An ongoing question in the buy-sell industry is, “What’s included in the deal?” Especially when it comes to working capital. If you just peg a number, say whatever working capital was December 31 or June 30, either buyer or seller could be shortchanged because of seasonality or similar. So a formula that’s fair to both is what’s needed.
Let’s look at this with the understanding that, for this discussion, there are two types of businesses.
- A business that is really a job for the owner and the job is doing, making or selling the company’s product or service. These are small businesses, usually selling for under $1 million.
- A company where the owner’s job is CEO or president and he or she spends most of their time working on strategy, leadership, management and adding value to the sales process (not making all the sales calls). It usually takes a company selling for at least $2-3 million to allow this.
When selling the company in example one, the seller probably needs every last dime out of the deal. In example two, the buyer is truly buying an ongoing operation and expects there to be working capital included. There will be bills to pay the first week and that means money in the bank or accounts receivable against which the buyer can borrow.
Sometimes agreeing on how to calculate the amount of working capital gets laborious and even stressful. So I was glad to get the following overview from attorney Walt Maas at Karr Tuttle, which he sent to one of our mutual clients (and which he has given me the approval to use and share).
Customary for transactions to be cash free/debt free with a working capital adjuster that uses average Trailing Twelve Months (TTM) end working capital (generally A/R plus inventory, less A/P and accrued liabilities, but excluding in each case cash and current portion of any debt) as a target or PEG amount.

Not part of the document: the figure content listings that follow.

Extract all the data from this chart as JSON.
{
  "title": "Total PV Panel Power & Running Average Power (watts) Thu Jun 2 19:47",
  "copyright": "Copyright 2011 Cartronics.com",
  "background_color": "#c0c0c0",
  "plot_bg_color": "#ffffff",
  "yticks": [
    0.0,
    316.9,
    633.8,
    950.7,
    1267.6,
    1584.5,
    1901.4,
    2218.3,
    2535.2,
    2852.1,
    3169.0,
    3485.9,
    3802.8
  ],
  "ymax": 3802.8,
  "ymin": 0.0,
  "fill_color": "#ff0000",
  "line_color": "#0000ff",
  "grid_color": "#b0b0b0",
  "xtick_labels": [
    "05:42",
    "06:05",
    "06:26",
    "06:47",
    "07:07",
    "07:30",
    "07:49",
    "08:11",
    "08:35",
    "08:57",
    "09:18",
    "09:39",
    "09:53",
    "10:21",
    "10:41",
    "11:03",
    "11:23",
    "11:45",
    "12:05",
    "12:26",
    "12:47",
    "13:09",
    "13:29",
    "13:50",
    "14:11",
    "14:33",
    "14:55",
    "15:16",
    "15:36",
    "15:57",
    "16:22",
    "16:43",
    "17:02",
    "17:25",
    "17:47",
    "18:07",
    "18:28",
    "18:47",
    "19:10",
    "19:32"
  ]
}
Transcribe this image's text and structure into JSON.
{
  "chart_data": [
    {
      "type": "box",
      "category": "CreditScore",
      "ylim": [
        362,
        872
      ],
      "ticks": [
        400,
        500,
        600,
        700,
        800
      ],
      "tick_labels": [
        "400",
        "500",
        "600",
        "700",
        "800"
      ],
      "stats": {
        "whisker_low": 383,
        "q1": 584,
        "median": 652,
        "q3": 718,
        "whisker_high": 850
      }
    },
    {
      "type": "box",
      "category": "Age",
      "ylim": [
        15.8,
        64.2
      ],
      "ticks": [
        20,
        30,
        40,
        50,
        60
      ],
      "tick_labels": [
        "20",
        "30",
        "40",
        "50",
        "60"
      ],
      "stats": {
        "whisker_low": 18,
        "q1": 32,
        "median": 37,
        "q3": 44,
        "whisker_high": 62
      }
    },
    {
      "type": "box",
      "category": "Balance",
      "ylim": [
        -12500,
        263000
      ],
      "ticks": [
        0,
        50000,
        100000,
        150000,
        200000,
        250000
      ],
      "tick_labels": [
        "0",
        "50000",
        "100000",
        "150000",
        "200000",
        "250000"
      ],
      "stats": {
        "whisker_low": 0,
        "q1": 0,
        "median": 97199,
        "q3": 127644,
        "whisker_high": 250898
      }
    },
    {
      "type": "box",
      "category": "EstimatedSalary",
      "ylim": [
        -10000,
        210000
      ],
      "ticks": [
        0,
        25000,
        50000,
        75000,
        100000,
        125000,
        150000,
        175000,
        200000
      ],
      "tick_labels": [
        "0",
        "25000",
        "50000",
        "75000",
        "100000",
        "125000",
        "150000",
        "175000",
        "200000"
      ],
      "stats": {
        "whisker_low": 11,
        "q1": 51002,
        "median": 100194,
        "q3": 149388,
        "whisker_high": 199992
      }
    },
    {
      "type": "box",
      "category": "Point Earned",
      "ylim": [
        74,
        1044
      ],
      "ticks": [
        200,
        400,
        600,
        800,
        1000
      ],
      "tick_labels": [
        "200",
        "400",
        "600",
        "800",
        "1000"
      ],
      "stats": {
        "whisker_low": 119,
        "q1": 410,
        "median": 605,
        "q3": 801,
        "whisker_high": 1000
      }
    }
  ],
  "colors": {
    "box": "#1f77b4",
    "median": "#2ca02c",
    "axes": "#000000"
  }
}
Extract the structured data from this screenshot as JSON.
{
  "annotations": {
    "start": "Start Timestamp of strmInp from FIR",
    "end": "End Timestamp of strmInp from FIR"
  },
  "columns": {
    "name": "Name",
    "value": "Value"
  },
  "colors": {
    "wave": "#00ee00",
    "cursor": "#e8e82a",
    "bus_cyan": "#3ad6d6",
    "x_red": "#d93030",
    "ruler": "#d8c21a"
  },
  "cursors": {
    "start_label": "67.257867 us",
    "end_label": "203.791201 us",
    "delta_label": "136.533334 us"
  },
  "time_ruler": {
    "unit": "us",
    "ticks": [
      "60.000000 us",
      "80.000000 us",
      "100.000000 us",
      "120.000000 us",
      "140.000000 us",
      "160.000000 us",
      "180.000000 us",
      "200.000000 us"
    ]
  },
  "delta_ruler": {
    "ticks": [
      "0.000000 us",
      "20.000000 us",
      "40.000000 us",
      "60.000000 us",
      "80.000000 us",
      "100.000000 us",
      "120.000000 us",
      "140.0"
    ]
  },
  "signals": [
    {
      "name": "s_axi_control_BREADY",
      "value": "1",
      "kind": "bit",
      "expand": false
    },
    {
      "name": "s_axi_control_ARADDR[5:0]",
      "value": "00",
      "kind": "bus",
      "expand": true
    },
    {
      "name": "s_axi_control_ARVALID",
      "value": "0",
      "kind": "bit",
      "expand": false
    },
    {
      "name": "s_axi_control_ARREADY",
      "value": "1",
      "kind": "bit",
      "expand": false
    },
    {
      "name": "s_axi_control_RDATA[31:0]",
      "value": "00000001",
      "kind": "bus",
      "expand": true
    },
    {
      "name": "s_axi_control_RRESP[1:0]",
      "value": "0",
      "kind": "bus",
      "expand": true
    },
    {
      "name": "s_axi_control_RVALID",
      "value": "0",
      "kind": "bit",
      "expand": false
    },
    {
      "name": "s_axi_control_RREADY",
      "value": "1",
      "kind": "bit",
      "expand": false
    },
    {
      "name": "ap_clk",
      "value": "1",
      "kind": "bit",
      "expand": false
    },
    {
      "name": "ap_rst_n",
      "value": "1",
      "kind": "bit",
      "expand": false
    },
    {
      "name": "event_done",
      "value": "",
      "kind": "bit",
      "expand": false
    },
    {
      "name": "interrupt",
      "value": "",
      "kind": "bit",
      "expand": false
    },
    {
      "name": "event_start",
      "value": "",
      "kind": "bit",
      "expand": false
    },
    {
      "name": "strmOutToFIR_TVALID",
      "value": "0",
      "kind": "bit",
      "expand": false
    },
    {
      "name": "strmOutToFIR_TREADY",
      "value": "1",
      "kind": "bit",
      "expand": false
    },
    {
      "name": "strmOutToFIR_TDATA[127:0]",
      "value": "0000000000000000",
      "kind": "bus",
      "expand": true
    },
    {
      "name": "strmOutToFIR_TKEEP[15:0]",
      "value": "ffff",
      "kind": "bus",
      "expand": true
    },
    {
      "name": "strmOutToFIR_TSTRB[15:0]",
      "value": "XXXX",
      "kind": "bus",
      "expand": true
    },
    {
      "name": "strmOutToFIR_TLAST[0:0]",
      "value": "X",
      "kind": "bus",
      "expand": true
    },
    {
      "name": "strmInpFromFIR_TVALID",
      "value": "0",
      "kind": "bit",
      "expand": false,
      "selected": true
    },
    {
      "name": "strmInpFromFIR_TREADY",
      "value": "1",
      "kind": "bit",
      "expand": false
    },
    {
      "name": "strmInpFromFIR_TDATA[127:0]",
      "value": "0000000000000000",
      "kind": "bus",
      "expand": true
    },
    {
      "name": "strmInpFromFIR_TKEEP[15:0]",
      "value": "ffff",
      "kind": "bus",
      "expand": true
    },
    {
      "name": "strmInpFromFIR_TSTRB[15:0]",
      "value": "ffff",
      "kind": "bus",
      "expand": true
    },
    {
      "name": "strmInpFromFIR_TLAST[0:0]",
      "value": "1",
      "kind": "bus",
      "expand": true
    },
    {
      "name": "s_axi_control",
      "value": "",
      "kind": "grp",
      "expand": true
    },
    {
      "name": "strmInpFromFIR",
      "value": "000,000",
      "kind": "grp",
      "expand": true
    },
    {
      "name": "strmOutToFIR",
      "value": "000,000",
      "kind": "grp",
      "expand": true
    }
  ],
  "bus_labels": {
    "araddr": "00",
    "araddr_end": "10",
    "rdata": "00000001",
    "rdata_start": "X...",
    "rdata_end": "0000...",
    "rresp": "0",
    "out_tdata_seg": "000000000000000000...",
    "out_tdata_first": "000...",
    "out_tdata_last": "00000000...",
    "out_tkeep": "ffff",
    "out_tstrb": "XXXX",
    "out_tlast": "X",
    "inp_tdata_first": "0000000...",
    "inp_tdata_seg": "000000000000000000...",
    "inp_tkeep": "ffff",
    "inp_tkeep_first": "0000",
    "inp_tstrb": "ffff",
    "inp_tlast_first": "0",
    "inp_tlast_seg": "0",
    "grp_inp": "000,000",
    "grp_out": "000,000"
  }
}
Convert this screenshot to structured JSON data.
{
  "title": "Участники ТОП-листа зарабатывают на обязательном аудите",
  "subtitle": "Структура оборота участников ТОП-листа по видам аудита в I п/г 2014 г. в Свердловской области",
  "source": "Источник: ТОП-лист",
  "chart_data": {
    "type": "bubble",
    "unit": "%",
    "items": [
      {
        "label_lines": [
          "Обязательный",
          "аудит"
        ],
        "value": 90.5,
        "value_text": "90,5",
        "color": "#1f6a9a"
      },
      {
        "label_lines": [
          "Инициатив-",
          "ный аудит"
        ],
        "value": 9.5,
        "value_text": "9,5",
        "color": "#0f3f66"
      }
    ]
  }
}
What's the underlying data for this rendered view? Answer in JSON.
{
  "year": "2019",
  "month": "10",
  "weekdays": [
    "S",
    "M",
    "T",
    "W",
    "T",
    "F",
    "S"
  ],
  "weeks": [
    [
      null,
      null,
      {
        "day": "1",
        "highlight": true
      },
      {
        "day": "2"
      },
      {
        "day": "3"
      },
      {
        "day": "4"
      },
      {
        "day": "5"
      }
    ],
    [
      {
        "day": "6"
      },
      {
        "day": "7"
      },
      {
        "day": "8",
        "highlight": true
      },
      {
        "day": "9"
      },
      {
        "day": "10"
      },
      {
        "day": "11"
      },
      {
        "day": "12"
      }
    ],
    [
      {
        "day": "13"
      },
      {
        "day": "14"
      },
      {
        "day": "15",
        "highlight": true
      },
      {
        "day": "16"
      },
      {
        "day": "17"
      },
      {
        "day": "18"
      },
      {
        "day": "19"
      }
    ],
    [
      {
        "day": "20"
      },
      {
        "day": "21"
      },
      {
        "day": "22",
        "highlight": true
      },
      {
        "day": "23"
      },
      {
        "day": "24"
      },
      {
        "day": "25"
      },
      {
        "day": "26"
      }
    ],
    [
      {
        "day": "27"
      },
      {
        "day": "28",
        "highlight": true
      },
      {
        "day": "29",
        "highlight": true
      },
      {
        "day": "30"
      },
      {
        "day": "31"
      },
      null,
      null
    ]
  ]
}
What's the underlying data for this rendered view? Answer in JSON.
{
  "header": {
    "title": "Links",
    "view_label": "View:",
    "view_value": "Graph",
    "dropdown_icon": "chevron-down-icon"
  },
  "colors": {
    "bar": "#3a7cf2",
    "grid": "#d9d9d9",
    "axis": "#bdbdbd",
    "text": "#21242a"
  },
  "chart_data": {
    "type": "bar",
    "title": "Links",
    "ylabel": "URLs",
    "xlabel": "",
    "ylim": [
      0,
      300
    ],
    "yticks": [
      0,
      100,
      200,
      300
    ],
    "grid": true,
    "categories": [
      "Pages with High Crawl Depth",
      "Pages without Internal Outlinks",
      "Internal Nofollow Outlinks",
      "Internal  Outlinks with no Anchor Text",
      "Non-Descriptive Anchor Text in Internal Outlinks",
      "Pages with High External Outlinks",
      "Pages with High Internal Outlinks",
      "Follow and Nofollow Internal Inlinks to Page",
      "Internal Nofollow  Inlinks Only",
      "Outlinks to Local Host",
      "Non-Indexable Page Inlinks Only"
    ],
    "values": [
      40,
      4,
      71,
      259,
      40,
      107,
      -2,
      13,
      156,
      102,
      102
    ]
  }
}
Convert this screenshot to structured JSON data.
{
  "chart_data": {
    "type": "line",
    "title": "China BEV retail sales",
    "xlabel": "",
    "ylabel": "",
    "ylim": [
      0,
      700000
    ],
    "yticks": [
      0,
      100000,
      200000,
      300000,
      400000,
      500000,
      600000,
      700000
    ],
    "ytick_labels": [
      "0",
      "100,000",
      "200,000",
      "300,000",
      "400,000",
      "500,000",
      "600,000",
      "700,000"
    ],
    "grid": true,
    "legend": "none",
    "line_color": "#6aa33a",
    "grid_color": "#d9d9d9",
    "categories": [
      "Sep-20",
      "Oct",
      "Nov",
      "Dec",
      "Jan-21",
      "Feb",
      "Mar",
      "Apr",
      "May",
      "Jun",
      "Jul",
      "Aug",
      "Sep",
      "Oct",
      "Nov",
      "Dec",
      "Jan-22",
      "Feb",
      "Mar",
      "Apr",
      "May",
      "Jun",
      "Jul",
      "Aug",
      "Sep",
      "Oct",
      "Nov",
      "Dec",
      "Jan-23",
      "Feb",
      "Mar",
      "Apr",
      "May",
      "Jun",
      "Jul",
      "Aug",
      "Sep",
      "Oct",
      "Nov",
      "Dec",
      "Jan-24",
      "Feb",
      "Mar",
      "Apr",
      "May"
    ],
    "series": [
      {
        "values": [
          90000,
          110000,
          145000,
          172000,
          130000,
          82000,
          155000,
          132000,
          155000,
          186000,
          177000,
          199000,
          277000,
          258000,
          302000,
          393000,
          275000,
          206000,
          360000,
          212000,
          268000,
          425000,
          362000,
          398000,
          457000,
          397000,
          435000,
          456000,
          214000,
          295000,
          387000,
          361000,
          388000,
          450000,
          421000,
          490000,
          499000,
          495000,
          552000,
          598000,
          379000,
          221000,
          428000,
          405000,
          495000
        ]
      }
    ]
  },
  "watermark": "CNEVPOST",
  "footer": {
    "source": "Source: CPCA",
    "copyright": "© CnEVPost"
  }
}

Closing date actual working capital, as so calculated, is then compared to the target working capital and the seller is paid the delta if closing working capital is higher than the target (theory is that seller has invested incremental cash to the extent of the excess and should be repaid that amount by buyer) or buyer is given a price reduction if closing working capital is less than the target (theory is that seller has liquidated working capital below the average and, as seller retains cash, should repay the delta to buyer by way of a price reduction). The idea is that the TTM average, with the adjustments described above, is the amount of working capital at closing necessary to run the business.
Using a working capital adjuster also polices the management of working capital by seller prior to closing (i.e. no benefit to the seller of accelerating A/R or delaying payment of A/P as a means of generating retained cash) and provides a back stop to the buyer’s working capital diligence by means of a post closing true up process to determine actual working capital at closing.
Yes, the above gets modified based on circumstances but it’s a fantastic starting point (thanks Walt!). His definition covers (most of) what’s needed, is an average not just “the closing balance” and prevents either side from feeling manipulated by circumstances.
When it’s fair for both sides it makes the deal a lot easier.